Thats a loaded question.

You can figure this out on your own just using some rule of thumbs.
Know volume to radius (4:1) and energy fall off (1:4)

Two Suns means that you need about 25% more protection at the same distance. (falloff is the square root of the distance) This means you need about twice the core mass by volume 25% by radius. Mass of the planet would be about twice the mass, Grey zone between a water world and earth like.

There is an inherent problem with this set up though. Although you have successfully protected the planet from solar winds, the planet is still receiving 25% more light/heat. An easier solution place the planet 25% further then 1AU, the keep the plant the same.

Realistically? I'll say about 5 Earth-masses is the highest it goes for habitability, so about 1.3 - 1.8 Earth-radii? Somewhere in there?

MKruer wrote:Thats a loaded question.

You can figure this out on your own just using some rule of thumbs.
Know volume to radius (4:1) and energy fall off (1:4)

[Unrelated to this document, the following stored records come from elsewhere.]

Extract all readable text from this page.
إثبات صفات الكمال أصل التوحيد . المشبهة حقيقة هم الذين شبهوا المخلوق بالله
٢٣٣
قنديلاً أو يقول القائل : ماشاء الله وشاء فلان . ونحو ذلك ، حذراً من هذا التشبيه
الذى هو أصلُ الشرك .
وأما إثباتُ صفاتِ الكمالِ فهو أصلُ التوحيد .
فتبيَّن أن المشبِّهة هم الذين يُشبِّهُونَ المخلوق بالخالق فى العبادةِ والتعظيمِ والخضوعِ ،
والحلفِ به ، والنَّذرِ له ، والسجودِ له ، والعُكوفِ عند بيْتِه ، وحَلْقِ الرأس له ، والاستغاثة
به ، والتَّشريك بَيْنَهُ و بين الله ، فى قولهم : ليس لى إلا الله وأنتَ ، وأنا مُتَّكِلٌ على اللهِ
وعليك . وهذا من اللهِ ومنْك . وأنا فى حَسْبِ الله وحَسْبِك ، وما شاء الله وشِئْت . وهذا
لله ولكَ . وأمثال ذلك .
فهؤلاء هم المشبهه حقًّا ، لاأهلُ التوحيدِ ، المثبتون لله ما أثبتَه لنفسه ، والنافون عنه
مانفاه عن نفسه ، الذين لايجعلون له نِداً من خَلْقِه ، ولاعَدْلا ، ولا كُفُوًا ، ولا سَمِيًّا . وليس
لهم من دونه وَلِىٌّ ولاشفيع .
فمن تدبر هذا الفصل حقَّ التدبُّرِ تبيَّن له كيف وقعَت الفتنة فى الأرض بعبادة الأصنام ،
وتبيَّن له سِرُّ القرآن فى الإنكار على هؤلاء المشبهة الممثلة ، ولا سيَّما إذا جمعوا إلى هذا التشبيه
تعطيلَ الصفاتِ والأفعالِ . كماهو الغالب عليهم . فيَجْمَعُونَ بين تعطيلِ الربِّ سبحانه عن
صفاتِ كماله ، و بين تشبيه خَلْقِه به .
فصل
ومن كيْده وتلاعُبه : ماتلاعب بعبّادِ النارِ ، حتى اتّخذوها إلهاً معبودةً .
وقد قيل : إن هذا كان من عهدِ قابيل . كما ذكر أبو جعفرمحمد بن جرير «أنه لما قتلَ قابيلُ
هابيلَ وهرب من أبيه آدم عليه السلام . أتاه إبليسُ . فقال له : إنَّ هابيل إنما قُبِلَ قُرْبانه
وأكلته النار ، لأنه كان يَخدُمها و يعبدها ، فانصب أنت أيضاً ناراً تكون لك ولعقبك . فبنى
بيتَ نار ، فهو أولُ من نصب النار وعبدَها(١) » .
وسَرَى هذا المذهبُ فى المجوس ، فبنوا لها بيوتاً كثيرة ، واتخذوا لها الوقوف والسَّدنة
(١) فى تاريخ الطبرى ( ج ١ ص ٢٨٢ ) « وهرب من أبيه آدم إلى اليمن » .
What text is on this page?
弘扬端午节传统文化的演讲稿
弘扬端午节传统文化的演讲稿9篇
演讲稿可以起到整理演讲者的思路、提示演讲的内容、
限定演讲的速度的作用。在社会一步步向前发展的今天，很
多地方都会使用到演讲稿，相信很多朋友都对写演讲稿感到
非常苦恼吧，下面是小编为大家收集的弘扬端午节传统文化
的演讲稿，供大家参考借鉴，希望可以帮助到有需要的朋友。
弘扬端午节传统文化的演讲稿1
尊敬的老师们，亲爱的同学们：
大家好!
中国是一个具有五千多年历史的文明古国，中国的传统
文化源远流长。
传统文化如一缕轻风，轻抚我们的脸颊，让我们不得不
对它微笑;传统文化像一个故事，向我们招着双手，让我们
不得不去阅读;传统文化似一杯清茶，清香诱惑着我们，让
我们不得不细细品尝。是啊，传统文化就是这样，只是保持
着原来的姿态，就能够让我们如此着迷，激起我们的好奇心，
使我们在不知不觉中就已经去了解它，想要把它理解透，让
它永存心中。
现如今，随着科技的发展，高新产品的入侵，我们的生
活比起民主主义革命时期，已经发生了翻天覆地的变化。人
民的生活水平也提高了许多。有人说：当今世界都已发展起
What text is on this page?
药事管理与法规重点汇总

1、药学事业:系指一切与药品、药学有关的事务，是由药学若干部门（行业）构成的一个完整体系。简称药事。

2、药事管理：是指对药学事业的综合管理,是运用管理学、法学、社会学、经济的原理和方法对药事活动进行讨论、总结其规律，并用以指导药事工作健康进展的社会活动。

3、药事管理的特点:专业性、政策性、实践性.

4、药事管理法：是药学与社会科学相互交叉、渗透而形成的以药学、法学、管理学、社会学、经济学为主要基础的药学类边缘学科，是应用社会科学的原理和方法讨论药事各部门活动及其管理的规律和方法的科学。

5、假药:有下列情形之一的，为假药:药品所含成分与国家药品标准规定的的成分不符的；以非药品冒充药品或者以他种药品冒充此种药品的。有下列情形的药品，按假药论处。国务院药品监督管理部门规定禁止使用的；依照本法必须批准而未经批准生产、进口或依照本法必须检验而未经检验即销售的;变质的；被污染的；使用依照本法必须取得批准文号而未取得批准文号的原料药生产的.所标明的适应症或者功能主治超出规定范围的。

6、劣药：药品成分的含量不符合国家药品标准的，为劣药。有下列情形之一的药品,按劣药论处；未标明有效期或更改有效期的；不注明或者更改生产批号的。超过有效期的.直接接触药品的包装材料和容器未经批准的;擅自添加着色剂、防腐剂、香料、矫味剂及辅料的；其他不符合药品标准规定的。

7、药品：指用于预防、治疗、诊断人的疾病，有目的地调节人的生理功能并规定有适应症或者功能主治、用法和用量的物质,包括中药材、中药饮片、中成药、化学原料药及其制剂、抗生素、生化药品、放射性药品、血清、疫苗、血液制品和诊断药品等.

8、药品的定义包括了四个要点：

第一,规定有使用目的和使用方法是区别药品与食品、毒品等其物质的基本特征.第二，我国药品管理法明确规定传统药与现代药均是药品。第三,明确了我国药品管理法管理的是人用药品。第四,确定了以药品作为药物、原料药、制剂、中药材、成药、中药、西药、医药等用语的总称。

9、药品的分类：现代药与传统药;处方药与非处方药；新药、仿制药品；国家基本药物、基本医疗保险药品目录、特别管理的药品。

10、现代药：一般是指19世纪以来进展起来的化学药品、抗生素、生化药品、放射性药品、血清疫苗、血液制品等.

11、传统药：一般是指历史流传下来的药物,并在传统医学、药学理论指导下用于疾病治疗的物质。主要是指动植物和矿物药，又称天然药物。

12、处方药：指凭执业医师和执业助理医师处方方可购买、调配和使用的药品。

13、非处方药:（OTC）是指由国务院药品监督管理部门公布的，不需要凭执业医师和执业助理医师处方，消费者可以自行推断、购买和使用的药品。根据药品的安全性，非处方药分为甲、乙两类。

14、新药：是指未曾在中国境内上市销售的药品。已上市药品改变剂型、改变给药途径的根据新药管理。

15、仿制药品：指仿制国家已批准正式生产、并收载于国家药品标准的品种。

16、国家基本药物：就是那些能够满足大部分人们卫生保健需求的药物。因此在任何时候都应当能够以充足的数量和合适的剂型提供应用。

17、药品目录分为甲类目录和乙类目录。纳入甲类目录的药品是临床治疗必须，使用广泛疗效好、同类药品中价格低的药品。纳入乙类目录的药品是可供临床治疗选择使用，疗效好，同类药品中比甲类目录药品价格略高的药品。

Two Suns means that you need about 25% more protection at the same distance. (falloff is the square root of the distance) This means you need about twice the core mass by volume 25% by radius. Mass of the planet would be about twice the mass, Grey zone between a water world and earth like.

There is an inherent problem with this set up though. Although you have successfully protected the planet from solar winds, the planet is still receiving 25% more light/heat. An easier solution place the planet 25% further then 1AU, the keep the plant the same.

So, for a planet that is 1.20 earth radii, 1.25 AU would be good distance from, say, Delta Trianguli?

I made a mistake in my original assessment, the numbers would be correct if the star was twice as hot, not for two stars in a system.
For all intents and purposes the "solar winds" strength can be equated to the temperature of the star(s), So...

Delta Trianguli A is a G0V Star and has a surface temp of ~6000K
Delta Trianguli B is a K4V Star and has a surface temp of ~4300K
Sol (Our Sun) as a G2V Star and has a surface temp of ~5775K

Based upon the above information you can deduce via [tex]4*pi*r^2[/tex] that in order for the planet to receive the same amount of light per square meter as earth, that the planet would need to be

~1.02AU away from Delta Trianguli A
~0.86AU away form Delta Trianguli B
1AU away form Sol

For the life of me I am drawling a complete blank calculating the mean temperature of both stars combined. I think its just the hottest star + it orbital distance away for the berry center

Delta Trianguli A is ~0.045AU away from berry center
Delta Trianguli B is ~0.065AU away from berry center

So the habitat zone is 1.02AU + 0.045AU = 1.065AU. This is not 100% accurate because the habitable zone will shift to 1.02AU - 0.045AU = 0.975AU. at is furthest.

Anyway for that particular star system you can google it and find of that the habitable zone is ~1.06AU
http://www.solstation.com/orbits/deltrisys.htm

Ok, thanks.